James Morosini’s debut feature, I Love My Dad, is personal to a fault. The opening title card insists to viewers that “this actually happened to [him]” and, whilst that embarrassing level of honesty works for a while, it ultimately tips his hand about how deeply he plans to interrogate the moral and psychological effects of his central premise.
To wit, Morosini stars as Franklin, a young man with severe depression fresh out of his latest mental clinic stint resolved to finally cut all ties with his deadbeat eternally-flaky dad, Chuck (Patton Oswalt). Refusing to take the hint that his son wants him out of his life, Chuck decides to catfish Franklin via stealing the identity of a Maine barista he frequents, Becca (Claudia Sulewski), and posing as her online in an effort to rescue their relationship.
Since Becca is a conventionally pretty woman and Franklin is a socially-awkward young man craving some form of connection, this escalates quickly. These stretches of the film are fun, delivering cringe-comedy that’s suitably squirm-inducing and unafraid to go all the way in depicting the logical conclusion of Chuck-Becca and Franklin’s interactions. Morosini manages to conceptualise these text-based conversations in engaging ways.
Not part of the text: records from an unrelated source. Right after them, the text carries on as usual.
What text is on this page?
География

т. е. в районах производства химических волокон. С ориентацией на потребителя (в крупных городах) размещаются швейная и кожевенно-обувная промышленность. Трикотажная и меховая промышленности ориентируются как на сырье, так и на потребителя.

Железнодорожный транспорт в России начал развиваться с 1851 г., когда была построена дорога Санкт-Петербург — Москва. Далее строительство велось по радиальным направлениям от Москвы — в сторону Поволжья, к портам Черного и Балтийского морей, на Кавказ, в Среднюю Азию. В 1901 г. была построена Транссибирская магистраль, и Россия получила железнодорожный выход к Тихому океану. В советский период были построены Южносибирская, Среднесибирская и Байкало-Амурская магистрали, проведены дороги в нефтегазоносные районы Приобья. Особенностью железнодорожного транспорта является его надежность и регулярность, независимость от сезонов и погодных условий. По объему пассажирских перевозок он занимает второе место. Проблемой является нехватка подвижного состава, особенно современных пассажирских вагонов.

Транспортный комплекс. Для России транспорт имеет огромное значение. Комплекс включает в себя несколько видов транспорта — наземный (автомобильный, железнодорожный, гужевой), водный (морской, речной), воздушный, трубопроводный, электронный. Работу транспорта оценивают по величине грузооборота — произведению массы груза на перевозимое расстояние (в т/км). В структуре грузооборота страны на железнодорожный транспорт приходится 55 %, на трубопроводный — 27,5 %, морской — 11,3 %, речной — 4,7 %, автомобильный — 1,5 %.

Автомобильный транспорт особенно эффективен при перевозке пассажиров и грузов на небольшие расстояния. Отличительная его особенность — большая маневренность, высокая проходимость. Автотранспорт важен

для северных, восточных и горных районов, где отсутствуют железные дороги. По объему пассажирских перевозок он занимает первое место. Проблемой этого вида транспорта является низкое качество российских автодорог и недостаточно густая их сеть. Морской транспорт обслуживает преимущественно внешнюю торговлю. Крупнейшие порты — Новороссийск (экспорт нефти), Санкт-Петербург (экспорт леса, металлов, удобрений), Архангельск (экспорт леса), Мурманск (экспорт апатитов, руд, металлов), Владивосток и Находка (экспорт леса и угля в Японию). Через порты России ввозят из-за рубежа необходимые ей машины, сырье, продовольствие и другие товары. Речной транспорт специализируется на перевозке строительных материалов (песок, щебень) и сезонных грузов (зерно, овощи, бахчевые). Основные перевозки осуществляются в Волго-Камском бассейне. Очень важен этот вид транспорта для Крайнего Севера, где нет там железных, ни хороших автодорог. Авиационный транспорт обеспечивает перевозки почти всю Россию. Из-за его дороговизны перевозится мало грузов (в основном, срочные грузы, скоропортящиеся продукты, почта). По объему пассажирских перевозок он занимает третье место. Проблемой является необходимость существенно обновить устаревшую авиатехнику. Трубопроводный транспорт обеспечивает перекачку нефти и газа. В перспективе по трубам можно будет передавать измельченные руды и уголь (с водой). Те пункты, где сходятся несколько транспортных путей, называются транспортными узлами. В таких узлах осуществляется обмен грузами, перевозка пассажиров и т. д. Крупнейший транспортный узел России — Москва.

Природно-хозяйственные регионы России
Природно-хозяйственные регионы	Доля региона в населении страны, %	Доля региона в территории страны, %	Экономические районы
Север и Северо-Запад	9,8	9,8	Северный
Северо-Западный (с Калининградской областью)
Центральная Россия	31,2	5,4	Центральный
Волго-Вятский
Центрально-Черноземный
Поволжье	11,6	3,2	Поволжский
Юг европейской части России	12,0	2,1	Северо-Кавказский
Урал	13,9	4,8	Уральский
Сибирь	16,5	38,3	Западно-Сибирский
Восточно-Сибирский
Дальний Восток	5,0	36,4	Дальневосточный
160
Having Chuck-Becca pop out of random corners of the world in a manner which disassociates Franklin from everyone else around him, furthering Morosini’s thesis about the dangers in giving oneself totally over to anonymous online relationships, as well as playing up verbalised abbreviations and typos for laughs thanks to Sulewski’s breakout performance. It’s a strong showcase for Oswalt’s talents, going full pathetic odiousness in a way which is consistently entertaining to watch.
Unfortunately, I Love My Dad also has a potent sentimentalist streak and it’s one that overtakes the last half-hour. Morosini’s screenplay is unable or unwilling to fully reckon with the potential catastrophic effects that Chuck’s manipulation could have on Franklin’s near-suicidal mental state, playing the non-romantic parts of the bonding between Chuck-Becca and Franklin almost completely straight. For as much as Chuck-Becca can function as a commentary on the ways in which men create idealised versions of women who can save them, the movie at large has a worrying disinterest in the autonomy of the women in both mens’ lives, most evident in the climax when the real Becca is discarded almost immediately after the reveal has served its purpose. (Not to mention a similar usage of another woman in the epilogue beat.)
I Love My Dad also does that deeply frustrating thing a lot of American indies do, where, right when the dramatic peak crests and everything falls apart, we smash-cut to several months later for a brief epilogue that conveniently bypasses all the difficult emotional fallout. Maybe that’s due to running out of time or money, but in practice, it feels like a desire to avoid anything which cannot be played for cringe comedy so we can reach an unearned happy ending. This move is symptomatic of a writer-director who just can’t quite stick the boot in due to being too close to the topic at hand. What’s left is often funny with strong performances, but balking at the full insidiousness of the premise means it can’t hang with other dark-comedy greats like World’s Greatest Dad.